Scaffolded learning: a model of historically informed performance practice and action research in Rehearsing Shakespeare

Pages 85-96 | Published online: 02 May 2019
 

Abstract

This article demonstrates how the action research spiral was used to develop and teach two versions of a second-year university subject called Rehearsing Shakespeare. The course explored historically informed rehearsal practices in order to demonstrate how working actors in the early modern theatre used Shakespeare’s texts as tools for performance. The article reveals how the concept of ‘scaffolding’, used to train apprentice actors in the early modern theatre, became central to the development of the course.

Notes

1 Kemmis et al. (Citation2014, p. 9) argue that the traditional method of action research, as developed by Kurt Lewin, relied on the positivist model of a ‘non-participant researcher [italics original]’. As I was reflecting on my own practice, I was anything but ‘disinterested’.

2 Historically Informed Performance (HIP) practice is a term used more in classical music than in theatre, which tends to use the term Original Practices (Tucker 2002; Weingust Citation2014). Like Don Weingust (Citation2014, p. 8), I prefer the term from music as it suggests practices and techniques that do not pretend to replicate the whole performative experience of the early modern world; rather, they allow contemporary researchers and practitioners to gain some insight or new perspective on early modern texts.

3 In 2017 I taught with Dr Robin Dixon who took another tutorial group, and I wish to acknowledge his contribution to this iteration of the course.

4 I will use the masculine pronoun when referring specifically to early modern actors. For actors more generally, my pronouns will be gender neutral.

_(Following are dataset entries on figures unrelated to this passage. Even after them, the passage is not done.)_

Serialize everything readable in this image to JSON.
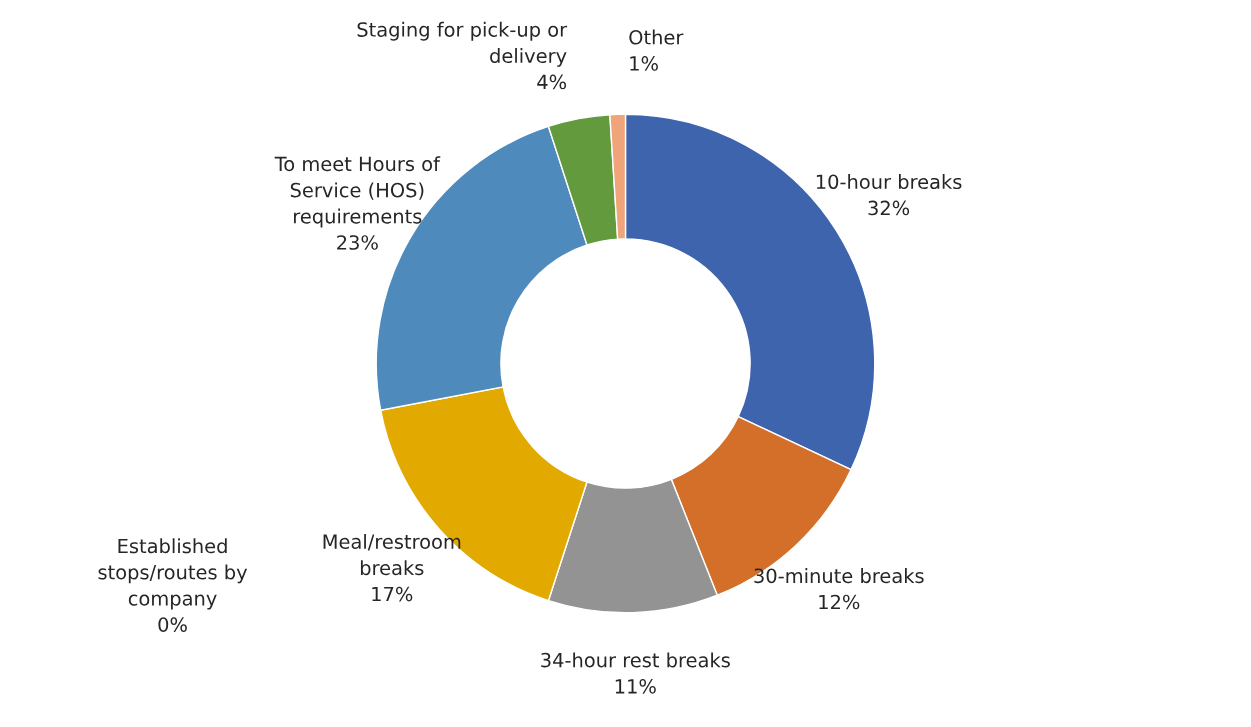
{
  "chart_data": {
    "type": "donut",
    "categories": [
      "10-hour breaks",
      "30-minute breaks",
      "34-hour rest breaks",
      "Meal/restroom\nbreaks",
      "Established\nstops/routes by\ncompany",
      "To meet Hours of\nService (HOS)\nrequirements",
      "Staging for pick-up or\ndelivery",
      "Other"
    ],
    "values": [
      32,
      12,
      11,
      17,
      0,
      23,
      4,
      1
    ],
    "colors": [
      "#3d64ad",
      "#d46f2a",
      "#939393",
      "#e2aa00",
      "#3f5e9c",
      "#4f8abc",
      "#629a3d",
      "#f0a47a"
    ],
    "value_labels": [
      "32%",
      "12%",
      "11%",
      "17%",
      "0%",
      "23%",
      "4%",
      "1%"
    ],
    "legend": false
  }
}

5 Patrick Tucker (2002, p. 38), working practically using Original Practices, arrived at a similar conclusion: ‘I found that instead of giving specific entrances, I could give general ones … This association of an entrance with a general thought works well, and actors are able to remember it’. Although this is not what Fitzpatrick proposes, it does correspond to the principle of cognitive thrift that underpins his theory.

6 The scenes they performed in the monologues and duologues were: King Henry VI, Part 2 III.2: Margaret and Suffolk; Measure for Measure: II.4 Angelo and Isabella and III.1 Claudio and Isabella; Macbeth: Lady Macbeth and Macbeth in I.7 and II.2.

7 This included Lyla, a Korean student, who played one of the Violas and was acting for the first time in this course.